The experimental reports included presentations on spectroscopic tests of Bose–Einstein statistics of photons by Dmitry Budker’s group at the University of California and the Lawrence Berkeley National Laboratory, and studies of spin-statistics effects in nuclear decays by Paul Kienle’s group at the Stefan Mayer Institute for Subatomic Physics in Vienna. Other talks included results from the Borexino neutrino experiment and the DAMA/LIBRA dark-matter detector in the Gran Sasso laboratory, the KLOE experiment at Frascati, the NEMO-2 detector in the Fréjus underground laboratory and the dedicated Violation of the Pauli exclusion principle experiment in the Gran Sasso laboratory. Each talk was followed by lively discussions concerning the interpretation of the results. Michela Massimi of University College London closed the workshop with an excellent talk on historical and philosophical issues.

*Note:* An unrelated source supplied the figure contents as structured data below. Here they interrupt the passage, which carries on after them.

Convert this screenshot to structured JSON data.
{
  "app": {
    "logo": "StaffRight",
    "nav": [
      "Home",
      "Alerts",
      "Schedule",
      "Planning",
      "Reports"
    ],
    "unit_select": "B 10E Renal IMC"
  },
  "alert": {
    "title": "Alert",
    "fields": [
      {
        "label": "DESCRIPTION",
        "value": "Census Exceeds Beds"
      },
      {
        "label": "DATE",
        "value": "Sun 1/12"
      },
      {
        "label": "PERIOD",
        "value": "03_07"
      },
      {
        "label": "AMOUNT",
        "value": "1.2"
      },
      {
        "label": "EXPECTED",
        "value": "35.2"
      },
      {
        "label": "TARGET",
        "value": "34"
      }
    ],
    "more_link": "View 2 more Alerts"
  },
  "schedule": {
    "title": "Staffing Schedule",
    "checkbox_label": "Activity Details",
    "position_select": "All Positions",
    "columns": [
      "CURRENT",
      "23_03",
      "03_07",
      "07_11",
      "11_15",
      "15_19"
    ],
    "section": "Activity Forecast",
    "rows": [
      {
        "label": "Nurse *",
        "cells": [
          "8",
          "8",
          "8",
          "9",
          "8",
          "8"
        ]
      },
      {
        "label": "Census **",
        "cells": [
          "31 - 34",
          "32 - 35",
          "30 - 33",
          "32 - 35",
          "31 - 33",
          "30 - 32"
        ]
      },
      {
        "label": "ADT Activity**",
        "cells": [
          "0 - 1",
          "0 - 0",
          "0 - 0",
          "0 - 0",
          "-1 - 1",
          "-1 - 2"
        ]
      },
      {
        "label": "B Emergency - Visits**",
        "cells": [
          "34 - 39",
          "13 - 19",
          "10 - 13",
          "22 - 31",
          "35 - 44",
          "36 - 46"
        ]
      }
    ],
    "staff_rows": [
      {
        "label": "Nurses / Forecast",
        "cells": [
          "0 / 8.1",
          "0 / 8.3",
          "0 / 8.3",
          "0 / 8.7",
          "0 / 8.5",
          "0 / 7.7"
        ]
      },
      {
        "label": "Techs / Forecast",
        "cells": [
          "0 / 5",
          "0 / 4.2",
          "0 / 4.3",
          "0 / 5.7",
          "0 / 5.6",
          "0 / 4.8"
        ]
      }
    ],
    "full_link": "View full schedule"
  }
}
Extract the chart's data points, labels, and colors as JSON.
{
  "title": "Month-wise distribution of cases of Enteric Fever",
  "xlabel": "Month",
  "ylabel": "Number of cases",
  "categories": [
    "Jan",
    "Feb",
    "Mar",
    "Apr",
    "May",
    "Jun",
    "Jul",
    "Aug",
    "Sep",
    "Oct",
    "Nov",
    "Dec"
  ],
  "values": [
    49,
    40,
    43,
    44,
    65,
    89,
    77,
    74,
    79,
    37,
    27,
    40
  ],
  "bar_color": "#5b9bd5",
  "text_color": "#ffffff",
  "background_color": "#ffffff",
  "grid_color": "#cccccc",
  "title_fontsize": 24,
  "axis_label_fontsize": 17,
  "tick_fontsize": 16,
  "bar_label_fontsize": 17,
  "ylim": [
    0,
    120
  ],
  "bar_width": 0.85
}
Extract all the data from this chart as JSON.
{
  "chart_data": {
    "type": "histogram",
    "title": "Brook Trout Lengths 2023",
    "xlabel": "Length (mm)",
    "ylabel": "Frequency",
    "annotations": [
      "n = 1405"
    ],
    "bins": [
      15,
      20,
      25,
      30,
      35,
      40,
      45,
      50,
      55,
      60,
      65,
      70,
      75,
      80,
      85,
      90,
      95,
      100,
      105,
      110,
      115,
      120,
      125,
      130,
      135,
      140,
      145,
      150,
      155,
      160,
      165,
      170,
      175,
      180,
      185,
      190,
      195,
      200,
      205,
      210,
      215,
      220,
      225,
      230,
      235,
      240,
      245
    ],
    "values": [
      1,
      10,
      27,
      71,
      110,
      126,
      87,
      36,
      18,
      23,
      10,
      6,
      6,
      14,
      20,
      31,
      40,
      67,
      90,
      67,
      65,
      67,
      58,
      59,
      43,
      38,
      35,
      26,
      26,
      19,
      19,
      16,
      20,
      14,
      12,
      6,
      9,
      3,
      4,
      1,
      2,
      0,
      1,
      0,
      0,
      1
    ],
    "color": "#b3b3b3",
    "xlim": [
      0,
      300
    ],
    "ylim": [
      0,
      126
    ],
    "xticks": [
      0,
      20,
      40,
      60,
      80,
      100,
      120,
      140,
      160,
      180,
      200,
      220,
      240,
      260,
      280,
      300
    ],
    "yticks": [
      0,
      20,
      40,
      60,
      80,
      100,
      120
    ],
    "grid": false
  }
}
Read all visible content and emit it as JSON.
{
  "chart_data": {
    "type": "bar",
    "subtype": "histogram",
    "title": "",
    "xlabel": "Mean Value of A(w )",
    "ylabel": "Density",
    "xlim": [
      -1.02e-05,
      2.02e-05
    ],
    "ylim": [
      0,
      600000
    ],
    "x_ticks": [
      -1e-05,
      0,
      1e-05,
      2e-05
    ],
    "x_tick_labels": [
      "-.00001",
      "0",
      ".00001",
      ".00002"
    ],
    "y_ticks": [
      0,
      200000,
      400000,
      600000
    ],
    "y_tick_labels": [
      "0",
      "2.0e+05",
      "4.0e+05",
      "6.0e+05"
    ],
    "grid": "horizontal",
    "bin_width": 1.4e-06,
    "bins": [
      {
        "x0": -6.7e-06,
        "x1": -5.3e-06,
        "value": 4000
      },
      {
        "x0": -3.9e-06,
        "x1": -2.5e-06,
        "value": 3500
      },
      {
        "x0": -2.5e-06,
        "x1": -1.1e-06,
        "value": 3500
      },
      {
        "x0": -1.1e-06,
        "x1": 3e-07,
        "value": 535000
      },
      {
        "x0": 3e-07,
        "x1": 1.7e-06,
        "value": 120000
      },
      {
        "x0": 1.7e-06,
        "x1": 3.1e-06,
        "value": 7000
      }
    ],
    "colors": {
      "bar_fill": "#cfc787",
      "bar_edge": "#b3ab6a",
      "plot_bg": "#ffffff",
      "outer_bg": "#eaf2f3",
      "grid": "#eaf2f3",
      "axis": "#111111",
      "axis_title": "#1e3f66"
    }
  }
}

Another highlight was the event held for the general public: a reading of selected parts of the book by George Gamow and Russell Stannard, The New World of Mr Tompkins, where the professor depicted in Gamow’s book was played by a witty Michael Berry from the University of Bristol. This event was a success, especially among the young students who participated so enthusiastically.

Overall, the workshop showed that the field is full of new and interesting ideas. Although nobody expects gross violations of the spin-statistics connection, there could be subtle effects that may point to new physics in a context quite different from that of the LHC.

The workshop was sponsored jointly by the INFN and the University of Trieste. It received generous contributions from the Consorzio per la Fisica, the Hadron Physics initiative (Sixth Framework Programme of the EU) and Regione Friuli–Venezia Giulia.